Public sector organisations vulnerable to cyber attacks


By Dylan Bushell-Embling
Tuesday, 30 July, 2019


Public sector organisations vulnerable to cyber attacks

Nearly half of security professionals at public sector organisations across seven markets including Australia say attackers will breach their network every time they try, new research from CyberArk indicates.

A survey of security professionals in Australia, the UK, the US, France, Germany, Israel and Singapore found that 47% of public sector respondents have experienced at least one cyber attack that impacted operations during the past three years.

More than two-thirds (68%) of respondents from the sector admit that their organisation is susceptible to a carefully targeted attack.

The greatest public sector security risks are considered to be ransomware or malware (60%), phishing or other external attacks (57%), cloud security risks (42%), excess administrative privileges (41%), insider threats (41%), shadow IT practices (38%) and unmanaged privileged access (37%).

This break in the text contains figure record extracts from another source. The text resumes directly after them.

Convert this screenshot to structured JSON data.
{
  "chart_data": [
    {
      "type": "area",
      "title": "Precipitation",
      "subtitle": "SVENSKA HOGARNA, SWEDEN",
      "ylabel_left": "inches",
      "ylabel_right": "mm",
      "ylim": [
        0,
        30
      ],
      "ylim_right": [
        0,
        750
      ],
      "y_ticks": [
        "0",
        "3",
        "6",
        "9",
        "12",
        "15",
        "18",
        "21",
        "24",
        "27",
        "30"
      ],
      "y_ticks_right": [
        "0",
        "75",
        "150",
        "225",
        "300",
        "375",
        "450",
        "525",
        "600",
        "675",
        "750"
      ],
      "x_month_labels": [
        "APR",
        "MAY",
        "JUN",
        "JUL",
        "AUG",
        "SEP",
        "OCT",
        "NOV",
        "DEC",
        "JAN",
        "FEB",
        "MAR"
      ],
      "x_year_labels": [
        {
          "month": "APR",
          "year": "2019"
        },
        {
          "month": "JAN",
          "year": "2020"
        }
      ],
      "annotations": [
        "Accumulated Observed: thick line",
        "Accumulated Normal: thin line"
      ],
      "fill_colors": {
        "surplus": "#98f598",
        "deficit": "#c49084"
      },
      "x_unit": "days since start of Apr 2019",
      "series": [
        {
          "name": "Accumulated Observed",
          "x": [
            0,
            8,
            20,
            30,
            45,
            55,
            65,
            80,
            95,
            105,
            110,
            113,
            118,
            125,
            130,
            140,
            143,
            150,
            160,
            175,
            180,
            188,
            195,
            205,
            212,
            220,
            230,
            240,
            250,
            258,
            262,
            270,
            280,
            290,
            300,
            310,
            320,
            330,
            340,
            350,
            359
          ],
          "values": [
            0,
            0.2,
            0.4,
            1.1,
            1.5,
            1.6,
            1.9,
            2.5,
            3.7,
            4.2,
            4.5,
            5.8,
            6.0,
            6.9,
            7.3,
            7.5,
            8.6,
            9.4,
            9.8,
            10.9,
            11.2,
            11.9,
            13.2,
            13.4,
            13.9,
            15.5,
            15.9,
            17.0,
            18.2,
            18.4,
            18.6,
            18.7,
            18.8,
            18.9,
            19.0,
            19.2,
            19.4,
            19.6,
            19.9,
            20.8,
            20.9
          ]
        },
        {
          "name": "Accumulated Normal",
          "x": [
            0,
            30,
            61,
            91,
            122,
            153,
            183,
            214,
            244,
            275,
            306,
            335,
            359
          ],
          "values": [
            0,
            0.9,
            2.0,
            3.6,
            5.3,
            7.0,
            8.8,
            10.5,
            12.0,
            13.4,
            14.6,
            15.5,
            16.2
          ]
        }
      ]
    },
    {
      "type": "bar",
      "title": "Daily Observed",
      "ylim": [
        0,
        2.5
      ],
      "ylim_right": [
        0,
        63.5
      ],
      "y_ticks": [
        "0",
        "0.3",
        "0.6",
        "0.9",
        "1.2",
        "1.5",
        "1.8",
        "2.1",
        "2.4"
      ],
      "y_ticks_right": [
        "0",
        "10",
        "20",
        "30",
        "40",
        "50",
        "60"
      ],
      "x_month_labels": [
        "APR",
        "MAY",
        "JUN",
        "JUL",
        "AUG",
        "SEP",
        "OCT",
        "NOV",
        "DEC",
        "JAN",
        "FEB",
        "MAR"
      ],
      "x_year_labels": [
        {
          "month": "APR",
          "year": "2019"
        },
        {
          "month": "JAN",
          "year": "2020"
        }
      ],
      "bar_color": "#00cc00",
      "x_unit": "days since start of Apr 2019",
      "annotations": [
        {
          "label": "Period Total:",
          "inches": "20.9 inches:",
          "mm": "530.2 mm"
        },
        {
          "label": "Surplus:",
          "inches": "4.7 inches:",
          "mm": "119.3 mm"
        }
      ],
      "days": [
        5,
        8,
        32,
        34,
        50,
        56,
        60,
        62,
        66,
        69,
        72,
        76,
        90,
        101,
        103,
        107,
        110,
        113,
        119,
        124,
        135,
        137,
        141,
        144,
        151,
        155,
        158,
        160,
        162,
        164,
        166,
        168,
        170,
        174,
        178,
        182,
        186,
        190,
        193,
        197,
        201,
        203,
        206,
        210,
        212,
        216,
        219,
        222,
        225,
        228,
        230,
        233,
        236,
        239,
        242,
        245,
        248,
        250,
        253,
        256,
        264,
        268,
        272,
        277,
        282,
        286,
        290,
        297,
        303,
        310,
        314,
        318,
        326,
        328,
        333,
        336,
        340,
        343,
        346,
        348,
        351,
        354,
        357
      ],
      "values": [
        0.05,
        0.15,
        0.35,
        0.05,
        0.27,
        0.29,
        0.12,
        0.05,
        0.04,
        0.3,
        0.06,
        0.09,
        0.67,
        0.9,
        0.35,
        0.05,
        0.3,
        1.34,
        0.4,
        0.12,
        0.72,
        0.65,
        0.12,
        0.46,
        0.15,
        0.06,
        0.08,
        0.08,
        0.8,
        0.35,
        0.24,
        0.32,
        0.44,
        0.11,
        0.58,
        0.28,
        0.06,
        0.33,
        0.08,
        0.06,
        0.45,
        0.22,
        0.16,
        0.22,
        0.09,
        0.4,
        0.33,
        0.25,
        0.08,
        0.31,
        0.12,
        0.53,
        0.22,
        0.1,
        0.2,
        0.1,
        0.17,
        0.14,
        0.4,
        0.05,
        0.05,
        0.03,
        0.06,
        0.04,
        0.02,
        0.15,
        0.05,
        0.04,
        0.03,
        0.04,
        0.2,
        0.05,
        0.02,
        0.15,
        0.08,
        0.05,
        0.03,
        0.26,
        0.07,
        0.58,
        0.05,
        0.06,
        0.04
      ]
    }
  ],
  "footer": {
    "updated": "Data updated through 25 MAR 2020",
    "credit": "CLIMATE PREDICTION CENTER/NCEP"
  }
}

But while 81% of respondents agree that IT infrastructure and critical data are not fully protected unless privileged accounts, credentials and secrets are secured, only 45% have a privileged access security strategy in place for protecting business-critical applications, and only 41% have such a strategy for cloud infrastructure.

The report did find that public sector organisations are increasingly aware of cyber risks, with 78% of respondents stating that their organisation has prioritised cybersecurity as an important investment for the business.

But despite this, the public sector was the least prepared for complying with data breach notification regulations of all sectors covered in the report. For example, only 36% reported being prepared to issue a data breach notification within the 72-hour window mandated by the EU’s General Data Protection Regulation (GDPR).

In addition, 36% of public sector organisations would be willing to pay fines for non-compliance with major regulations but would not change security policies even after experiencing a successful cyber attack.